幾位核心佔領運動者,都說運動結束後將會主動自首。有人說,這是犧牲,是悲劇主義;又有人說,這是尊重法治;更有人說是愚蠢,最重要是留下有用之軀,等等。然而,相對以上所說,「主動自首」可能具有更深刻的政治意涵。

這涉及民主運動的責任。這有兩方面,一是反抗的責任。就是說,通過冒犯不民主的體制,來使城邦得以民主化,以及使之保持警惕,就像今次佔領;而另一方面,也必須向城邦的其他人負責,盡量使行動不要造成不必要的損害。

這種責任的雙重性是麻煩的,因為有時候會產生矛盾。

正因如此,「主動自首」更能說明出,佔領者除了堅持民主和反抗的必要之外,也願意接受法庭對他們的審判。就是說,為了民主,佔領造成的短暫干擾乃迫不得已。重要是,自首只是承認犯法,但犯法卻不代表不正義。

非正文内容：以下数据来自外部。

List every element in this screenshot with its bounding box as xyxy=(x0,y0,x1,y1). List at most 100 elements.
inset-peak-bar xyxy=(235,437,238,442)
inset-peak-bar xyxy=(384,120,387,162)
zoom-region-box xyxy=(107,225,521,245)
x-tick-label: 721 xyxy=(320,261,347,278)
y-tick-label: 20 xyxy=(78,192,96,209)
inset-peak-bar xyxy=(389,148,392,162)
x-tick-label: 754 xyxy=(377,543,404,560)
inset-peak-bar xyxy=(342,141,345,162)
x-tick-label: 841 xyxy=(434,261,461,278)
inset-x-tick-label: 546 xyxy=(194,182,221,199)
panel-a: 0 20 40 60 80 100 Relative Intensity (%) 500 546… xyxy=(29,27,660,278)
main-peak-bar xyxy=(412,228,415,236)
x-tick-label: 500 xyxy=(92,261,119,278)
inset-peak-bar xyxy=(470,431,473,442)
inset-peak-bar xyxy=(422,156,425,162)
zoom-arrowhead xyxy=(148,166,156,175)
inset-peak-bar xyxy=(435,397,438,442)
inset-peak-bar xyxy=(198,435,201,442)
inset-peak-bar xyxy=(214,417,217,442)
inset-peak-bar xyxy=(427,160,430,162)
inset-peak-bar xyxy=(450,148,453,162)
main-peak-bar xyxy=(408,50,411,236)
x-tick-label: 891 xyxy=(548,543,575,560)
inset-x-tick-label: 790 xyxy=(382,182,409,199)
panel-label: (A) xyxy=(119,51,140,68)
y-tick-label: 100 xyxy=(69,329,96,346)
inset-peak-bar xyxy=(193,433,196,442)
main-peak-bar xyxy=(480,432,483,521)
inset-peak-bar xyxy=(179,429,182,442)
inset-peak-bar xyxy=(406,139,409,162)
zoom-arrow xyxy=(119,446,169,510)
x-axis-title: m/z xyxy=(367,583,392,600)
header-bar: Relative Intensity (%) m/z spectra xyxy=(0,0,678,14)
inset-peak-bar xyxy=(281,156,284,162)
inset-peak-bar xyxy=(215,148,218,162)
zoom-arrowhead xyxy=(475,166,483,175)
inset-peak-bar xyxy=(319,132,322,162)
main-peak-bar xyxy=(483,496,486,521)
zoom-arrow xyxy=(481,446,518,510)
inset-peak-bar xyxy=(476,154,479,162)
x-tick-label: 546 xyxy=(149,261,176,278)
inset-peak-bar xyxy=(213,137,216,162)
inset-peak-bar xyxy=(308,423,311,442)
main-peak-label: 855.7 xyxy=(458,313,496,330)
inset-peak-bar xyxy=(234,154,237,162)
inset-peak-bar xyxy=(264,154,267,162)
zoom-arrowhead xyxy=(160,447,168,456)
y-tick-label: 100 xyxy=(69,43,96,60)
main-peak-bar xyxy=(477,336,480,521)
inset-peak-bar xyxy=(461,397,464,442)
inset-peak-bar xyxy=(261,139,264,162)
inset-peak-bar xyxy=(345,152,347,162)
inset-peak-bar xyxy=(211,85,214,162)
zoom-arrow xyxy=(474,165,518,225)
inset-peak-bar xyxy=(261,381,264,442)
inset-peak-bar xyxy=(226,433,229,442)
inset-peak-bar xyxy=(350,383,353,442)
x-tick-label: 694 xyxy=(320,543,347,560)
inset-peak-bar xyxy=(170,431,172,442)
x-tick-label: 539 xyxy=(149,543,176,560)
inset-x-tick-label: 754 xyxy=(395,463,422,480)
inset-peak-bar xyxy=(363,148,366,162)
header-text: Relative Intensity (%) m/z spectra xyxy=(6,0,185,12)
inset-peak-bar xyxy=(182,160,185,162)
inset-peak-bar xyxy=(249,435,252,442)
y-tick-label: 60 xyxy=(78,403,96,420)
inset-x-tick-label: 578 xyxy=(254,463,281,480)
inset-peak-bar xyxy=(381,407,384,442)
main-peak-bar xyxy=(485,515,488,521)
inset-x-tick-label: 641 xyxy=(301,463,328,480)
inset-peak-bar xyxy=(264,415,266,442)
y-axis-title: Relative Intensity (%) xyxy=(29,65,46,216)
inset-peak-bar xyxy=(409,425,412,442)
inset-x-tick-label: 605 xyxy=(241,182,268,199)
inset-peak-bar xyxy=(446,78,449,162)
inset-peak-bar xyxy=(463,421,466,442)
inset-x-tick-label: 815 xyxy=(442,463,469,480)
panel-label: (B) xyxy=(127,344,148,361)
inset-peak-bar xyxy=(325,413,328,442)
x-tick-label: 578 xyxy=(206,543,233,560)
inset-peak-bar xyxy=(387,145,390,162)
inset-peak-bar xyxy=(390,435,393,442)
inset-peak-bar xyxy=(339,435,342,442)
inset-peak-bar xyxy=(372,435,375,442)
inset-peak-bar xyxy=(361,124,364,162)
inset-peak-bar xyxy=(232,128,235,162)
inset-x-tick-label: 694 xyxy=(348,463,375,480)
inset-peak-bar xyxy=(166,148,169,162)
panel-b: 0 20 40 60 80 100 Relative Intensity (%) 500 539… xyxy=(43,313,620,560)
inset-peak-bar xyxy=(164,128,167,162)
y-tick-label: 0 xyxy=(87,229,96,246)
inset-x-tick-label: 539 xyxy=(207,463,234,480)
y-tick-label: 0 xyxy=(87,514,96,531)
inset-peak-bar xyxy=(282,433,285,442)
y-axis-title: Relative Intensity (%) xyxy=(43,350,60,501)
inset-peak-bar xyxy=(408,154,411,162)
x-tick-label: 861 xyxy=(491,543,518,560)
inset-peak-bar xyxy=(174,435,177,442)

或許,佔領行動是正義,所以不逃跑。我想起蘇格拉底的最後時光。

他最後拒絕逃跑,並接受雅典法庭的死刑裁決,這位哲人由此演繹出了絕不妥協、但對城邦負責的態度。蘇格拉底,他不認同法庭裁決,並堅持自己是正義,但他既沒逃跑也沒妥協(即放棄哲人牛虻式對城邦的追問),為什麼?

蘇格拉底面臨的矛盾,是他的哲學活動干擾了城邦的習俗和法律。法庭判他有罪,但正義不在法庭。在此,蘇格拉底並沒有放棄哲學,他倒是視死如歸般步上法庭申辯到底,但同一時間,他不願意在沒有說服法庭和多數人的前提之下逃跑,因這樣做,就形同對法律習俗的損害,也無異於損害孕育出他的城邦。這最後一點,表現出哲人對城邦的歸屬感。

蘇格拉底並不認為死亡和囚籠能把正義關閉,反過來,這會使更多人渴望正義。哲人和城邦,處於永恆的張力,而蘇格拉底正正告訴我們,一種異議如何可以不止於顛覆,而且是向城邦的歸屬和負責,就像主動自首一樣。